There's a good discussion, over at f(t), on "What's your favorite theorem?" (It started on Twitter, but I like blogs better.)

And Brent (of The Math Less Traveled) has begun a lesson I've been longing for. π (that's pi) is irrational. I knew that. But I knew it in a way that doesn't count in math. I took it on authority. I've tried to look up the proof, and didn't have the patience for following what I saw. I'm confident Brent will walk us through it gently. I'm looking forward to this. Maybe this will be my favorite theorem, once I learn it. ;^)

What's my favorite theorem? Hmm, I like:
• Why the square root of 2 is irrational,*
• Rationals are countable and reals aren't (that's the one Kate explained so well at f(t)),
• Pythagorean Theorem,
• Fundamental Theorem of calculus,
• Infinity of primes,
• Angles in a triangle add to 180 degrees,
• The ones in linear algebra that all go together.
It's hard to pick just one. The angles one is nice, because you can show it by ripping off the corners of a triangle. I know, that's not a proof. But the proof parallels the torn paper demonstration nicely.

* I'm having a bad internet day. I couldn't find the site that makes pretty equations.

1. Here's the one I use: http://www.sitmo.com/latex/

2. Thanks, Kenneth. That is the one I was trying to remember.

But now I realize I don't know how to include the result in my text without underlining my symbol as a link. I guess I've never included a square root in a post before.

The pi symbol was listed in a list of html codes. It looks great when I'm editing.
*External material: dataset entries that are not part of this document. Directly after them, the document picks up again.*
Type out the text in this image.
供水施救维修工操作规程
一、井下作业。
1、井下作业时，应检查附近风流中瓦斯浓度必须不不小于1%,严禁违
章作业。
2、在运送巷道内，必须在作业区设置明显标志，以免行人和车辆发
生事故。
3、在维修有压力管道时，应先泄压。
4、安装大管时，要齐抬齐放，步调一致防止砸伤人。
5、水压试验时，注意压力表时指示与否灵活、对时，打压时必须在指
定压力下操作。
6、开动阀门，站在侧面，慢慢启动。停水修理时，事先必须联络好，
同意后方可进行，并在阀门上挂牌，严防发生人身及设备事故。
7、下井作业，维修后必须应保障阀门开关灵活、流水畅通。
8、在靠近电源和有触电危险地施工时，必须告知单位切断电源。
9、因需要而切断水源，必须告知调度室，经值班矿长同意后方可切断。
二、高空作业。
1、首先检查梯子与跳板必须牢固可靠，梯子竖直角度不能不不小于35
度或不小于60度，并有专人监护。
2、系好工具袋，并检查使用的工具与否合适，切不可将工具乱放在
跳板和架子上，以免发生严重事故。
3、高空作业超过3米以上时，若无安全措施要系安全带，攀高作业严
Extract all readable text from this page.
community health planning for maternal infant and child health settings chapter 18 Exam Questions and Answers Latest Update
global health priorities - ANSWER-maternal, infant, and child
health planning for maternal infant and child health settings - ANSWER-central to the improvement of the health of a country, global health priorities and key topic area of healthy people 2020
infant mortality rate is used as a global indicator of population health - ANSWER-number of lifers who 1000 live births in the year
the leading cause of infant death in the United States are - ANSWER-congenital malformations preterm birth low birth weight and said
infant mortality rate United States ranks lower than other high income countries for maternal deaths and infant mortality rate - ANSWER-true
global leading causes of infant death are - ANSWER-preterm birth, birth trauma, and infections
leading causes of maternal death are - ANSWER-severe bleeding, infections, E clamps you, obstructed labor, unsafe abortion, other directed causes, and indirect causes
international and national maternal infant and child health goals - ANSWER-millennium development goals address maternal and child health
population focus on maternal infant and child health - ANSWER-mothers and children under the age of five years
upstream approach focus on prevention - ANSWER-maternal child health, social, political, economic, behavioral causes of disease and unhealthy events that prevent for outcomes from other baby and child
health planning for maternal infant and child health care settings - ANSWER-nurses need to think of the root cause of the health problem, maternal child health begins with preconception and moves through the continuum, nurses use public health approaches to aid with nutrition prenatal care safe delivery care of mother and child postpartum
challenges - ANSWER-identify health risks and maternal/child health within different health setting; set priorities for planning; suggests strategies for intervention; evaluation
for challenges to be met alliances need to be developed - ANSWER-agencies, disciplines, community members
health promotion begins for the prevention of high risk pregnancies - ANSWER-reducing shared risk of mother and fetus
But when I read my post, it looks like an n.

I can't believe I've been writing math-related posts for over half a year, and am just now getting hung up on this.

3. You also have the option of using the html square root tag: ampersand-radic; for 2.

You can try enclosing the pi tag in code tags, or change the font, but neither is pretty. It's one of those things that people just have to learn. :-/

4. .9999... (infinite)=1

It's a favorite because it's so darn dramatic! Always a good conversation (or a fist fight) starter!

Also, I like Pythagorean because it's old, accessible to toddlers and has 350+ proofs - rich history there!